Dans Les Trois Ecologies [Galilée, 1989], Félix Guattari écrivait que nous étions les héritiers d’une triple catastrophe écologique : au niveau de l’environnement ; au niveau de la capacité sociale à produire du sens ; au niveau des mentalités individuelles. Les trois niveaux communiquent, et génèrent ce que nous voyons à l’œuvre aujourd’hui : un désarroi profond, mais pas d’issue. On continue d’attendre de ceux qui nous gouvernent qu’ils nous guident vers une solution, tout en étant sceptiques quant à l’idée qu’ils en sont capables – ou même qu’ils en ont la moindre volonté. Comme s’il n’y avait plus personne à la barre, et que l’impuissance ­prévalait. Sauf chez certains, que l’on pourrait qualifier d’activistes.

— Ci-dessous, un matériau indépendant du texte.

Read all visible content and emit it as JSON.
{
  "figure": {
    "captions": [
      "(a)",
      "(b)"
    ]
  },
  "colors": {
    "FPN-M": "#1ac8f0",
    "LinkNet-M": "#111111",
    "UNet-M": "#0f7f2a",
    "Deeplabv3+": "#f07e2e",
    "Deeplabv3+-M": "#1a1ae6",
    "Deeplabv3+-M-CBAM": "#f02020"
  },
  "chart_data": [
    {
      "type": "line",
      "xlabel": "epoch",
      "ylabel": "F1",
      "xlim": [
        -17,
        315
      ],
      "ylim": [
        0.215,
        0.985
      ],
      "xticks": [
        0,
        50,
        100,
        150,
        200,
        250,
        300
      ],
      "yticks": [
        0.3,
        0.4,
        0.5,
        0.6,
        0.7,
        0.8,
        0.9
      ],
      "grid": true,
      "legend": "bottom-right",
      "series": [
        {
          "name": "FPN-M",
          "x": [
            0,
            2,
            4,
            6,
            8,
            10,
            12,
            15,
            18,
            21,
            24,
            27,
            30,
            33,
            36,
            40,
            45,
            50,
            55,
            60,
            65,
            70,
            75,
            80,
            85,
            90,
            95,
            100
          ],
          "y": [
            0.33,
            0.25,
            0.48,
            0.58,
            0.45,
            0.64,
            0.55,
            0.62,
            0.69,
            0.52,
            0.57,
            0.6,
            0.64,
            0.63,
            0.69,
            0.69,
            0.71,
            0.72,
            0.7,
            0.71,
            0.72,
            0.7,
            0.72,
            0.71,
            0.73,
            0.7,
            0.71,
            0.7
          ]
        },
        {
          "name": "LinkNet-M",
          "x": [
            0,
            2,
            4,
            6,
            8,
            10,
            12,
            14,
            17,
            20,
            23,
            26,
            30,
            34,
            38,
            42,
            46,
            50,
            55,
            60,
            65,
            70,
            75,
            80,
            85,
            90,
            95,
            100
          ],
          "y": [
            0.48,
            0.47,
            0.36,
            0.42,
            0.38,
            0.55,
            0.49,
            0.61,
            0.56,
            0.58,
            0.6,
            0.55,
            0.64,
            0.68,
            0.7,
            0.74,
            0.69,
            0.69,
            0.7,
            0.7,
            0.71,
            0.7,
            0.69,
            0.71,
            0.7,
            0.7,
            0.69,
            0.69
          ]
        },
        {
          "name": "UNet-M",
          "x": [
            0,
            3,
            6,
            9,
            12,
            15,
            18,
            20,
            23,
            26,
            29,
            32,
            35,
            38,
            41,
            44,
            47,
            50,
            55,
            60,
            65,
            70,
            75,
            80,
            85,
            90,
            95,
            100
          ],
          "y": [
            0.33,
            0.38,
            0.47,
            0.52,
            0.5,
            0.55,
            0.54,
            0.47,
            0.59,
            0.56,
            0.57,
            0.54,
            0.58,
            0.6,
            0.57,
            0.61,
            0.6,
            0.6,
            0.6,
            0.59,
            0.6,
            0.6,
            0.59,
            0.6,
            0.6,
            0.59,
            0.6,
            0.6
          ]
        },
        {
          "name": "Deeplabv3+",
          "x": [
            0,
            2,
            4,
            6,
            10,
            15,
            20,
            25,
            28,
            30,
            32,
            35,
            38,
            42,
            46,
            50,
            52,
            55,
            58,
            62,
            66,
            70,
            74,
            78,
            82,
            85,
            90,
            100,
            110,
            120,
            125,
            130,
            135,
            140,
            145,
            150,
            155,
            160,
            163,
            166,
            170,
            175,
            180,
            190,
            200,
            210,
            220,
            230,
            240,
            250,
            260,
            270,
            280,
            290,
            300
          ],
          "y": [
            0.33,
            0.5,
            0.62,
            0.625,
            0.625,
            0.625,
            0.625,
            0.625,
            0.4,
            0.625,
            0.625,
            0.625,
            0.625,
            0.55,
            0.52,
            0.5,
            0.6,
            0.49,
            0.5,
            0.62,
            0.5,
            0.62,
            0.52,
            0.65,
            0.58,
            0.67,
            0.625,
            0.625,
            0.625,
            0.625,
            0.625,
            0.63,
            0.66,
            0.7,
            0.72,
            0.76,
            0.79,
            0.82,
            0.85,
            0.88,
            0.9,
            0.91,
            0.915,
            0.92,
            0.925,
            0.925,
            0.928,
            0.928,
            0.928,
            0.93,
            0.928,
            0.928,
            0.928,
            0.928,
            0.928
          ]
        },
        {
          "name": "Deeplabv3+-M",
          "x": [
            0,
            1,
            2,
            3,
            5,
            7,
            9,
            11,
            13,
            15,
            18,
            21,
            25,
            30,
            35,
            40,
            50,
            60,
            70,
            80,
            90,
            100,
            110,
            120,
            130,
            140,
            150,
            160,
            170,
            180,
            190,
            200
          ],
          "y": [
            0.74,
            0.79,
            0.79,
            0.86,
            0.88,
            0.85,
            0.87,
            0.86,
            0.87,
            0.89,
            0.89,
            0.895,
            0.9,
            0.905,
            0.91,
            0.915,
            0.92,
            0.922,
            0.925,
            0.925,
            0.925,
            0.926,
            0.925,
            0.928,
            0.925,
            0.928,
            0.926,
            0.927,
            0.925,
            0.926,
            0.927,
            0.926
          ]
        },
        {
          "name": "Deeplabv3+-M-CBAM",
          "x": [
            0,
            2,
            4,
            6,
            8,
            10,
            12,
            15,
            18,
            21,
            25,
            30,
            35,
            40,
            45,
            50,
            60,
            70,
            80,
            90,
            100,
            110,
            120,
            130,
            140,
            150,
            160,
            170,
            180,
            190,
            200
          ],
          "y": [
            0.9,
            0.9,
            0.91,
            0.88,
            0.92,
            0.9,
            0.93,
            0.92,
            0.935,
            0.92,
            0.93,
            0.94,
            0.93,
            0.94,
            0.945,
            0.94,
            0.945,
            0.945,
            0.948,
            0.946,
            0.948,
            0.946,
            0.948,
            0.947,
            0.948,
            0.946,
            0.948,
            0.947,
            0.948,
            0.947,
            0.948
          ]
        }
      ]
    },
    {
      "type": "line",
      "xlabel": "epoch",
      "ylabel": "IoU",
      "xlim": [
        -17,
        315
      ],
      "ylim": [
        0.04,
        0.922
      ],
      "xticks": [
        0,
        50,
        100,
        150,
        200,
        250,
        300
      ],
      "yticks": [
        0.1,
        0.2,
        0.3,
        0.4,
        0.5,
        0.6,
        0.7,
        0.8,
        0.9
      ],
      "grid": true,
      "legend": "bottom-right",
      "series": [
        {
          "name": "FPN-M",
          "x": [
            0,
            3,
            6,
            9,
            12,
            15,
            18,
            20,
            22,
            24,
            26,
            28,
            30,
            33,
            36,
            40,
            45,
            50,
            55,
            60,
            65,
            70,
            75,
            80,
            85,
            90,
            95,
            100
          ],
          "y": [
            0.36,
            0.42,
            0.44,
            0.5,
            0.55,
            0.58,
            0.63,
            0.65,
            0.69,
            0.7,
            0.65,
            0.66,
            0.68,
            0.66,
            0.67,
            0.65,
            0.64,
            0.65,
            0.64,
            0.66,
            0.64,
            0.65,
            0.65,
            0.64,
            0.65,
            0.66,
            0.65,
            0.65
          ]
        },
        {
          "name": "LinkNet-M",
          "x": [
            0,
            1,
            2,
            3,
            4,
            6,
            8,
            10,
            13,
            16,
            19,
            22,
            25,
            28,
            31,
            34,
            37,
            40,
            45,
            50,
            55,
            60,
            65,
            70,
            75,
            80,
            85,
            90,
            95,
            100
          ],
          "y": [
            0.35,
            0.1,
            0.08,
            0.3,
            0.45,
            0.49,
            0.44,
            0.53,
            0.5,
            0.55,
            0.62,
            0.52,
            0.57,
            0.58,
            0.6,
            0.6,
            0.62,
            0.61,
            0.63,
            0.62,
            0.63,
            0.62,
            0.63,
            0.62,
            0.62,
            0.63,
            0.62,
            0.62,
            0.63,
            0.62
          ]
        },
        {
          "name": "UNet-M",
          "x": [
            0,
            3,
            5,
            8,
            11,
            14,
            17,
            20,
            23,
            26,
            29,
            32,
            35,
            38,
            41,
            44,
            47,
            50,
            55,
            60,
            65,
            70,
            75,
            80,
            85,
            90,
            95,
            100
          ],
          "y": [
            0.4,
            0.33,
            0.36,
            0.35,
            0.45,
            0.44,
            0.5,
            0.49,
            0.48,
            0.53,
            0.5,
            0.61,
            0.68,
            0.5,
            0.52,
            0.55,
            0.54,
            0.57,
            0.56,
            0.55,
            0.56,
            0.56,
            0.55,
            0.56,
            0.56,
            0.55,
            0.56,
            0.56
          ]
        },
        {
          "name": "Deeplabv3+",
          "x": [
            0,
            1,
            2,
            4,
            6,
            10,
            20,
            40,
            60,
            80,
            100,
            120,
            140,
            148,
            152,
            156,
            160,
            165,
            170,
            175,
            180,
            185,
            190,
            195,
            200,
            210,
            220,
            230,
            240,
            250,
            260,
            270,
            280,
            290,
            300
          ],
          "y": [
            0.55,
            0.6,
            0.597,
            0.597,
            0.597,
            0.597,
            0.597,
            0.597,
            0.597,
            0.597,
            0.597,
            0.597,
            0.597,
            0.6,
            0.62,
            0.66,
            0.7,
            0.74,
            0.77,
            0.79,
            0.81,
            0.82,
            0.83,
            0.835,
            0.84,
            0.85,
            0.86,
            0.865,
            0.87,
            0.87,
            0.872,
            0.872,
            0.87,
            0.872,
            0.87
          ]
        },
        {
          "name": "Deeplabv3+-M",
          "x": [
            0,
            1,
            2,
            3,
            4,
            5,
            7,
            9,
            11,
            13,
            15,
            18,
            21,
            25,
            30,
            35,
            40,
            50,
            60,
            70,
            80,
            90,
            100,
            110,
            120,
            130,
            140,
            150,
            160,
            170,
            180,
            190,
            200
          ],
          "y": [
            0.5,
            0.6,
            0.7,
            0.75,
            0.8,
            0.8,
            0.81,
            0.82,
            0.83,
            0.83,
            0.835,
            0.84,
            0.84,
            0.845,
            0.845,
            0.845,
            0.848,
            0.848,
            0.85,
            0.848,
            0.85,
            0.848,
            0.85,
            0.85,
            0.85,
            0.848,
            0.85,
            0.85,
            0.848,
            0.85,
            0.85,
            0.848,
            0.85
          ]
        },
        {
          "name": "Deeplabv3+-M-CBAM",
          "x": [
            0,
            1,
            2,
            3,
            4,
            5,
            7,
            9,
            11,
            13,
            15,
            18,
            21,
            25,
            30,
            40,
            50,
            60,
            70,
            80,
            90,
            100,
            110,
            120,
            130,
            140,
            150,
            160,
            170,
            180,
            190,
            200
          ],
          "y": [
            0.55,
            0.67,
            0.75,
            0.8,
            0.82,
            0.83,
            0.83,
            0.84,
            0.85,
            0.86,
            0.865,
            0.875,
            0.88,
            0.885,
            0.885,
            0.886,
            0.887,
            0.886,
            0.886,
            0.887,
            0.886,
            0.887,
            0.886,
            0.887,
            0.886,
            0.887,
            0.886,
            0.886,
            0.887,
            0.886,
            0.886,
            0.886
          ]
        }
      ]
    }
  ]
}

Ces activistes ne sont pas des militants classiques, unis et mobilisés autour d’une cause, mais plutôt des groupes de personnes capables d’intervenir dans des situations qui leur semblent importer aujourd’hui. Cela peut aller des initiatives locales pour lutter ­contre le réchauffement climatique aux tentatives de démocratie directe mises en œuvre dans certaines villes, en passant par la ZAD de Notre-Dame-des-Landes [Loire-Atlantique]. Toutes ces expériences participent à la résurgence des communs – c’est-à-dire la mise en commun d’une terre, d’un lieu ou d’une pratique qui avait été privatisée depuis si longtemps que tout s’y oppose. Cette lutte politique ouvre une inconnue de plus. Mais on a besoin d’inconnues, car le connu est désespérant.